As an SRE/Infrastructure Engineer, is responsible for designing, implementing, and maintaining the cloud infrastructure our platform sits on, as well as the monitoring and deployment services that enable the rest of engineering to develop, deliver and maintain our platform services. You will also be instrumental in both monitoring and incident response, playing a key role in ensuring maximum reliability and minimal downtime. You will collaborate with teams across the company, including developers, customer support, product owners and sales, to ensure the reliability, scalability, and performance of our platform.

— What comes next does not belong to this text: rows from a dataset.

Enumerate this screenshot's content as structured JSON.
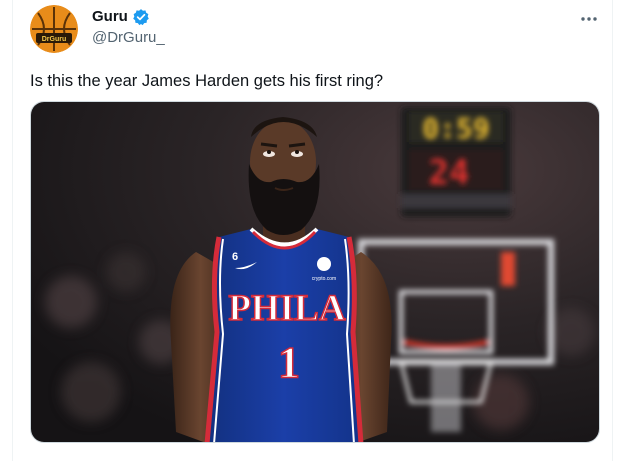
{
  "tweet": {
    "display_name": "Guru",
    "handle": "@DrGuru_",
    "text": "Is this the year James Harden gets his first ring?",
    "verified": true,
    "avatar_text": "DrGuru",
    "colors": {
      "verified": "#1d9bf0",
      "avatar_bg": "#e88c1a",
      "secondary_text": "#536471"
    }
  },
  "media": {
    "scoreboard_top": "0:59",
    "scoreboard_bottom": "24",
    "jersey_team": "PHILA",
    "jersey_number": "1",
    "jersey_collar_number": "6",
    "sponsor_text": "crypto.com",
    "colors": {
      "jersey": "#1b3fa8",
      "jersey_trim": "#d52b3a",
      "scoreboard_yellow": "#f2c230",
      "scoreboard_red": "#e0322f"
    }
  },
  "icons": {
    "more": "more-icon",
    "verified": "verified-badge-icon",
    "avatar": "basketball-avatar"
  }
}
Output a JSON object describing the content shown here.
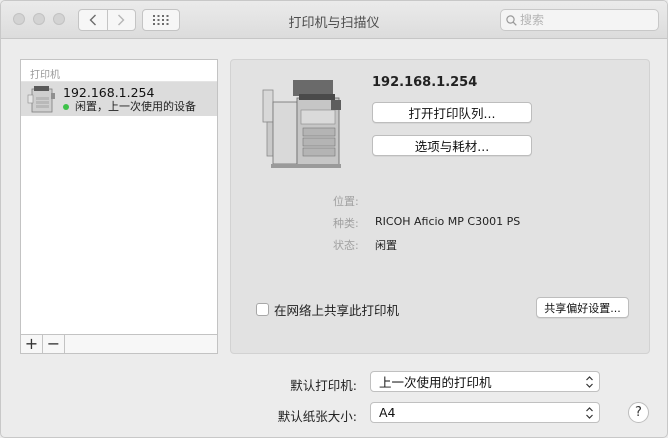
{
  "window": {
    "title": "打印机与扫描仪"
  },
  "search": {
    "placeholder": "搜索"
  },
  "printer_list": {
    "header": "打印机",
    "items": [
      {
        "name": "192.168.1.254",
        "status": "闲置，上一次使用的设备"
      }
    ],
    "add_label": "+",
    "remove_label": "−"
  },
  "detail": {
    "name": "192.168.1.254",
    "open_queue_label": "打开打印队列...",
    "options_label": "选项与耗材...",
    "location_label": "位置:",
    "location_value": "",
    "kind_label": "种类:",
    "kind_value": "RICOH Aficio MP C3001 PS",
    "status_label": "状态:",
    "status_value": "闲置",
    "share_label": "在网络上共享此打印机",
    "share_checked": false,
    "sharing_prefs_label": "共享偏好设置..."
  },
  "settings": {
    "default_printer_label": "默认打印机:",
    "default_printer_value": "上一次使用的打印机",
    "paper_size_label": "默认纸张大小:",
    "paper_size_value": "A4"
  },
  "help_label": "?",
  "colors": {
    "status_idle": "#3ec24a",
    "selection": "#dcdcdc"
  }
}
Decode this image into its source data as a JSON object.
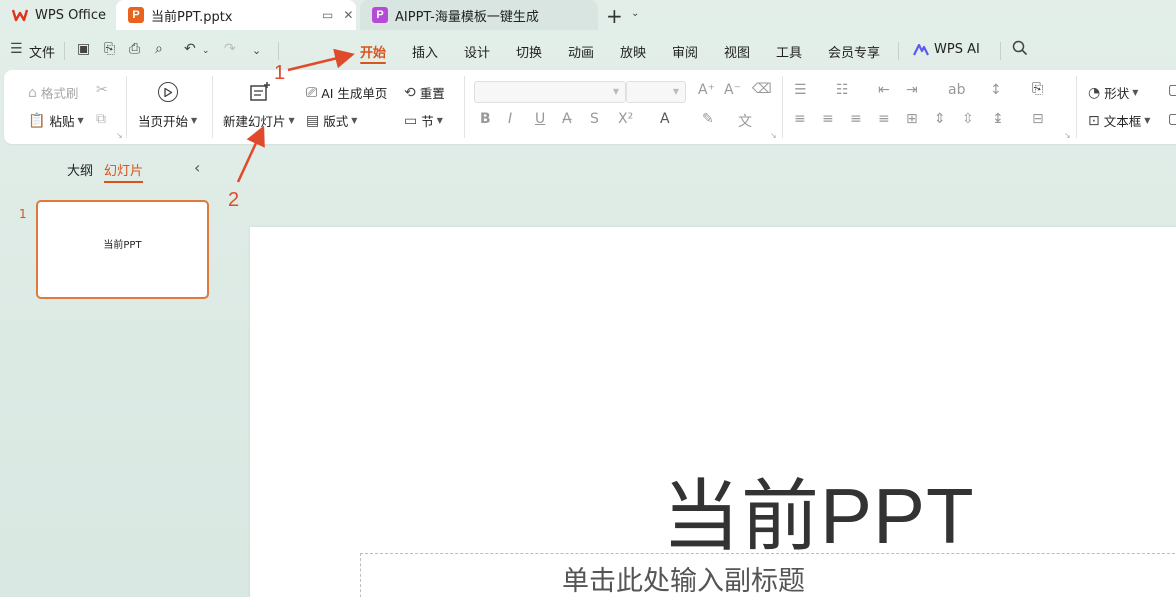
{
  "tabs": {
    "wps": "WPS Office",
    "current": "当前PPT.pptx",
    "aippt": "AIPPT-海量模板一键生成",
    "new_tab": "+"
  },
  "menu": {
    "file": "文件",
    "items": [
      "开始",
      "插入",
      "设计",
      "切换",
      "动画",
      "放映",
      "审阅",
      "视图",
      "工具",
      "会员专享"
    ],
    "wps_ai": "WPS AI"
  },
  "ribbon": {
    "format_painter": "格式刷",
    "paste": "粘贴",
    "from_current": "当页开始",
    "new_slide": "新建幻灯片",
    "ai_single": "AI 生成单页",
    "layout": "版式",
    "reset": "重置",
    "section": "节",
    "shape": "形状",
    "textbox": "文本框"
  },
  "panel": {
    "outline_tab": "大纲",
    "slides_tab": "幻灯片",
    "slide_number": "1",
    "thumb_title": "当前PPT"
  },
  "slide": {
    "title": "当前PPT",
    "subtitle_placeholder": "单击此处输入副标题"
  },
  "annotations": {
    "step1": "1",
    "step2": "2"
  },
  "colors": {
    "accent": "#d9531e",
    "annotation": "#e04a2c"
  }
}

- Infrastructure Design and Implementation: assist or lead in the design, deployment, and operation of the infrastructure components required to support our applications and services. This includes managed cloud infrastructure, networking, security, data storage and cloud hosted services
- System Automation: Develop and maintain automation and tools to streamline infrastructure provisioning, configuration management, deployment, and monitoring. Implement infrastructure as code (IaC) practices using tools such as Terraform and Ansible
- Monitoring and Alerting: Implement monitoring solutions to track the health, performance, and availability of infrastructure components and applications. Configure alerting mechanisms to notify teams of potential issues and proactively address them before they impact users
- Incident Response and Root Cause Analysis: Participate in incident response activities to identify, troubleshoot, and resolve incidents. Communicate incident status and updates to ensure both internal and external customers are fully informed. Conduct root cause analysis to determine the underlying causes of incidents and implement preventive measures to avoid recurrence
- Performance & Cost Optimization: Analyze system performance metrics and identify opportunities for optimization. Tune infrastructure components, optimize configurations, and implement performance enhancements to ensure optimal performance and resource utilization
- Security and Compliance: Implement security controls, and respond to security incidents in accordance with established policies and procedures
- Disaster Recovery and High Availability: Design and implement disaster recovery (DR) and high availability (HA) solutions to ensure business continuity and minimize downtime. Develop and test DR plans, implement failover mechanisms, and conduct periodic drills to validate readiness
- Capacity Planning and Scaling: Monitor resource utilization trends and prepare the infrastructure to handle the predicted changes in the future
- Documentation and Knowledge Sharing: Create and maintain documentation for infrastructure configurations, procedures, and best practices. Share knowledge and expertise with team members through documentation, training sessions, and mentorship to foster a culture of learning and collaboration
Requirements
- Proficiency in scripting and automation using languages such as Go, Python and Bash
- Experience with cloud platforms (e.g., AWS, Azure, Google Cloud) and containerization technologies (e.g., Docker, Kubernetes)
- Strong understanding of networking concepts, protocols, and security principles
- Familiarity with infrastructure as code (IaC) tools and configuration management frameworks (e.g. Terraform)
- Knowledge of monitoring and logging tools (e.g. Prometheus, Grafana, ELK Stack, AWS Cloudwatch) for infrastructure and application monitoring
- Excellent problem-solving skills, attention to detail, and ability to work independently and collaboratively in a fast-paced environment
- Effective communication skills, both written and verbal, with the ability to articulate technical concepts to non-Infrastructure stakeholders
Benefits
As well as working as part of an amazing, engaging and collaborative team, we offer our staff a wide range of benefits to motivate them to be the best they can be! Here's an overview of everything we offer right now!
You will receive:
- A competitive salary based on your experience and ability to perform in role
- 25 days annual leave (excluding bank holidays)
- 8% pension contribution
- Private health care via AXA
- Fantastic corporate discounts and mental wellbeing support via Perkbox, including a top of line EAP
- Salary sacrifice schemes as well as the opportunity to receive share options
We have fantastic offices in Basingstoke and London (Midford Place) complete with a fully stocked fridge / snacks and catered lunches 2 times a week.
We also reward our teams with monthly socials, half day Fridays during the summer months of July and August, 3 extra days off during the Christmas holidays and a culture built on recognition, collaboration and success.